Die Europäische Kommission erwägt, einige Teile des KI-Gesetzes zu verschieben. Mehreren Quellen zufolge ist dies eine Reaktion auf den wachsenden Druck des Technologiesektors sowie auf politischen Druck aus Washington. Die Information wurde zuerst von der britischen Zeitung The Guardian veröffentlicht.
Das im August 2024 in Kraft getretene KI-Gesetz ist der weltweit erste umfassende Rechtsrahmen zur sektorübergreifenden Regulierung des Einsatzes von KI. Ziel ist es, die Bürgerinnen und Bürger vor „risikoreichen“ Systemen zu schützen, die Gesundheit, Sicherheit oder Grundrechte bedrohen könnten. Die meisten der wichtigsten Verpflichtungen sind jedoch noch nicht in Kraft getreten - laut der offiziellen Website der Europäischen Kommission werden sie voraussichtlich erst im August 2026 oder ein Jahr später in Kraft treten.

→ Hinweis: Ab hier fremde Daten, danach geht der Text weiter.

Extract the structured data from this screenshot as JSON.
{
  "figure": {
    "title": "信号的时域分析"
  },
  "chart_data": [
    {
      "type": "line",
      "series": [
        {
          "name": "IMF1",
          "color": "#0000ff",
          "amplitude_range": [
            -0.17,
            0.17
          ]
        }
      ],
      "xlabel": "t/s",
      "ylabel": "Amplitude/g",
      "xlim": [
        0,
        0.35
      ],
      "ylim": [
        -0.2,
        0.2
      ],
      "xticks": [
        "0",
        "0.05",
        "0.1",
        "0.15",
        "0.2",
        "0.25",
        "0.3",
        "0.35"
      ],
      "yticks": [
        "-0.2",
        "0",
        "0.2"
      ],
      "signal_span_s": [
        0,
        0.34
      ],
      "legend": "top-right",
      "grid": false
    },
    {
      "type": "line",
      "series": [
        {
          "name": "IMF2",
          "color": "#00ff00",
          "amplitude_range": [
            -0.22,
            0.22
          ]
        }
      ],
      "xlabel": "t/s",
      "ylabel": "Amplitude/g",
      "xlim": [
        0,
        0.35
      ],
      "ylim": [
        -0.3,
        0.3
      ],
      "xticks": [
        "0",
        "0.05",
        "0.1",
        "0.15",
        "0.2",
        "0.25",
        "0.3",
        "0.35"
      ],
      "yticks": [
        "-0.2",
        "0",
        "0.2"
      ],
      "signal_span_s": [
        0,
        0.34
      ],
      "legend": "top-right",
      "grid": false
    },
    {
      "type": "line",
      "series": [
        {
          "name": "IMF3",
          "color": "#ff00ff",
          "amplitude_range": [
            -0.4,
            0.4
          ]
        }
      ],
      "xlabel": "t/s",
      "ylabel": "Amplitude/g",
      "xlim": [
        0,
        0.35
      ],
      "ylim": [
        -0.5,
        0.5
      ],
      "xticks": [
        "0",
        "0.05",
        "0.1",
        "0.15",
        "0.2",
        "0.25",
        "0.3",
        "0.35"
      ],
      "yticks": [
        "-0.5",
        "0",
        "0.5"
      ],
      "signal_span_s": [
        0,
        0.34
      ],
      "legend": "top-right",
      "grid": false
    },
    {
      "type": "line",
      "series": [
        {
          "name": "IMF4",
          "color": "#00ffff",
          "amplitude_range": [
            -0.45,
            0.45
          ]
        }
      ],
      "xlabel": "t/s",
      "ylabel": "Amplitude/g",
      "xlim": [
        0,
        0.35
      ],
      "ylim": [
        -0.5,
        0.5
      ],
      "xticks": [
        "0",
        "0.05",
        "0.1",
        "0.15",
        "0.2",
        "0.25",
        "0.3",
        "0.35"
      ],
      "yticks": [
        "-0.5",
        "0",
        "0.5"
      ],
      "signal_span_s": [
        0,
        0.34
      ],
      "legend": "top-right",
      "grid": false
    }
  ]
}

Laut einem internen Dokument, aus dem die Financial Times und The Guardian zitieren, erwägt die Kommission eine einjährige Übergangsfrist für Anbieter von generativer KI, d. h. von Systemen, die Texte oder Bilder erzeugen können. Dies würde Unternehmen, die ihre Produkte bereits vor Inkrafttreten der Verordnung auf den Markt gebracht haben, ein zusätzliches Jahr geben, um ihre Prozesse anzupassen, ohne den Markt zu stören.
Gleichzeitig wird erwogen, die Geldstrafen für Verstöße gegen die Transparenzvorschriften bis August 2027 aufzuschieben, um KI-Anbietern und -Nutzern genügend Zeit zur Anpassung zu geben. Laut der Fachseite MLex könnte den Entwicklern von „Hochrisikosystemen“ zudem mehr Flexibilität bei der Überwachung der Leistung ihrer Produkte eingeräumt werden - also eine weniger strenge Aufsicht als ursprünglich in der Gesetzgebung vorgesehen.
Brüssel wird nicht nur von den Vereinigten Staaten unter Druck gesetzt, sondern auch von einem Teil der europäischen Industrie. Donald Trumps Regierung hat gedroht, Zölle auf Länder zu erheben, die Vorschriften oder digitale Steuern einführen, die „amerikanische Technologie diskriminieren“. Auf europäischer Seite haben sich Dutzende von Großunternehmen, darunter Airbus, Lufthansa und die Mercedes-Benz-Gruppe, in einem offenen Brief für einen zweijährigen Aufschub der Umsetzung des KI-Gesetzes ausgesprochen, um eine vernünftige Umsetzung und Vereinfachung der Vorschriften zu gewährleisten, berichtet die französische Tageszeitung Le Monde. Nach Ansicht der Unterzeichner würde ein solcher Schritt zeigen, dass es Europa mit seiner Wettbewerbs- und Innovationsagenda ernst ist.
Ein weiterer lautstarker Kritiker ist Meta, das sich dieses Jahr geweigert hat, den Kodex der Kommissarin für allgemeine Modelle zu unterzeichnen. Laut Joel Kaplan, dem Vizepräsidenten des Unternehmens, „geht Europa bei der KI in die falsche Richtung“, und der angenommene Kodex führe zu Rechtsunsicherheit.
Der Sprecher der Europäischen Kommission, Thomas Regnier, betonte, dass die Diskussion über die Vertagung keine Schwächung des Engagements der EU bedeute: „Die Europäische Union behält das souveräne Recht, über ihre eigene Gesetzgebung zu entscheiden“, sagte er gegenüber Reuters. Regnier sagte, Brüssel bleibe in Kontakt mit globalen Partnern, aber kein Drittland werde bestimmen, wie die EU den Technologiesektor reguliere.
Die Europäische Kommission wird ihre Vorschläge voraussichtlich am 19. November 2025 veröffentlichen. Sollte die Verschiebung tatsächlich genehmigt werden, könnte dies nicht nur erhebliche Auswirkungen auf Technologieunternehmen, sondern auch auf das gesamte Innovationsökosystem in Europa haben. Wie Reuters anmerkt, handelt es sich um einen Balanceakt zwischen dem Schutz der Bürger und dem Erhalt der Wettbewerbsfähigkeit gegenüber den USA und China.